There’s a lot of work involved in training, he says, and he begins with colts when they’re only a few weeks old.
He starts training them stable manners and teaches them to allow handling of the feet. For shoeing or hoof trimming or treatment of a foot injury, the foot has to be handled and if the horse is used to this, there is usually no problem.
“A horse only knows what you teach it,” Bill emphasized several times. “If you only teach him good habits, he’ll be a well-behaved horse. If you train him bad habits, he has bad habits.”
A horse has a split brain, said Bill, and you have to train him on both sides. If you always approach him on the left side, it might frighten him to be approached on the other side.

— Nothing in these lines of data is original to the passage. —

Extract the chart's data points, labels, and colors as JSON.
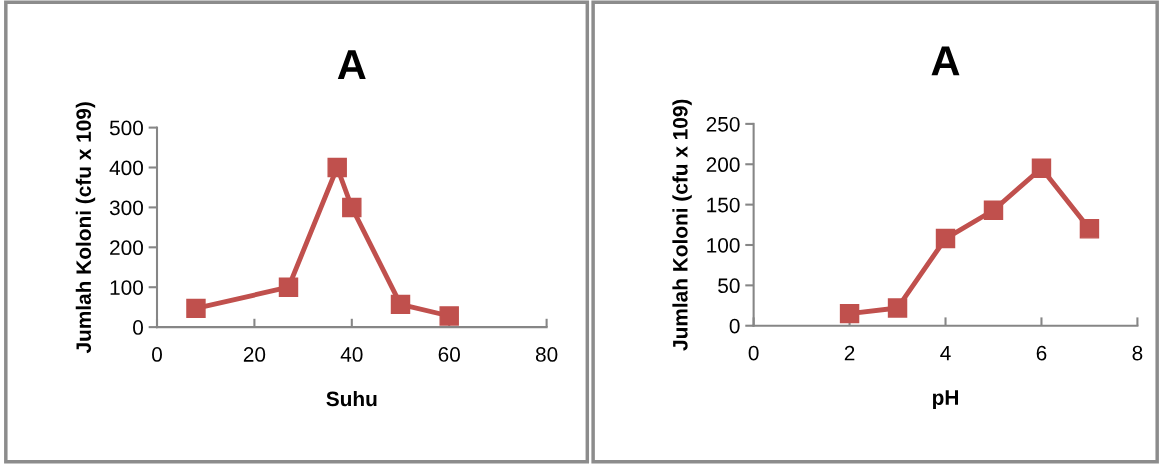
{
  "chart_data": [
    {
      "type": "line",
      "title": "A",
      "xlabel": "Suhu",
      "ylabel": "Jumlah Koloni (cfu x 109)",
      "x": [
        8,
        27,
        37,
        40,
        50,
        60
      ],
      "series": [
        {
          "color": "#c0504d",
          "values": [
            47,
            100,
            400,
            300,
            57,
            28
          ]
        }
      ],
      "xlim": [
        0,
        80
      ],
      "xticks": [
        0,
        20,
        40,
        60,
        80
      ],
      "ylim": [
        0,
        500
      ],
      "yticks": [
        0,
        100,
        200,
        300,
        400,
        500
      ],
      "grid": false,
      "legend": false,
      "marker": "square",
      "line_style": "solid"
    },
    {
      "type": "line",
      "title": "A",
      "xlabel": "pH",
      "ylabel": "Jumlah Koloni (cfu x 109)",
      "x": [
        2,
        3,
        4,
        5,
        6,
        7
      ],
      "series": [
        {
          "color": "#c0504d",
          "values": [
            15,
            22,
            108,
            143,
            195,
            120
          ]
        }
      ],
      "xlim": [
        0,
        8
      ],
      "xticks": [
        0,
        2,
        4,
        6,
        8
      ],
      "ylim": [
        0,
        250
      ],
      "yticks": [
        0,
        50,
        100,
        150,
        200,
        250
      ],
      "grid": false,
      "legend": false,
      "marker": "square",
      "line_style": "solid"
    }
  ]
}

Bill does all his own shoeing and trimming and even makes his own rope.
To train a horse to have good manners and then see him return to its owner only to fall back into bad habits or to be spoiled is heartbreaking.
Bill was born and raised on a farm in Bruce Station and moved to Sault Ste. Marie in 1942 as a young man, where he worked for the Canadian Pacific Railway as a railway car inspector for 33 years. For 32 years, he worked the night shift until he retired a couple of years ago.
The Horners have five children, including Elsworth, Leona, Grant, Keith, and Darryl.
Bill’s father was a CPR man before him. He came from Shawville, Quebec as a farmer about 1912 and started railroading in 1917.
Bill has plenty to do in his spare time when not in the barn.
“I keep my own hands warm as well as everybody else’s,” he said as he showed some socks and mitts he had knitted on winter evenings and he was looking forward to experimenting with leather work.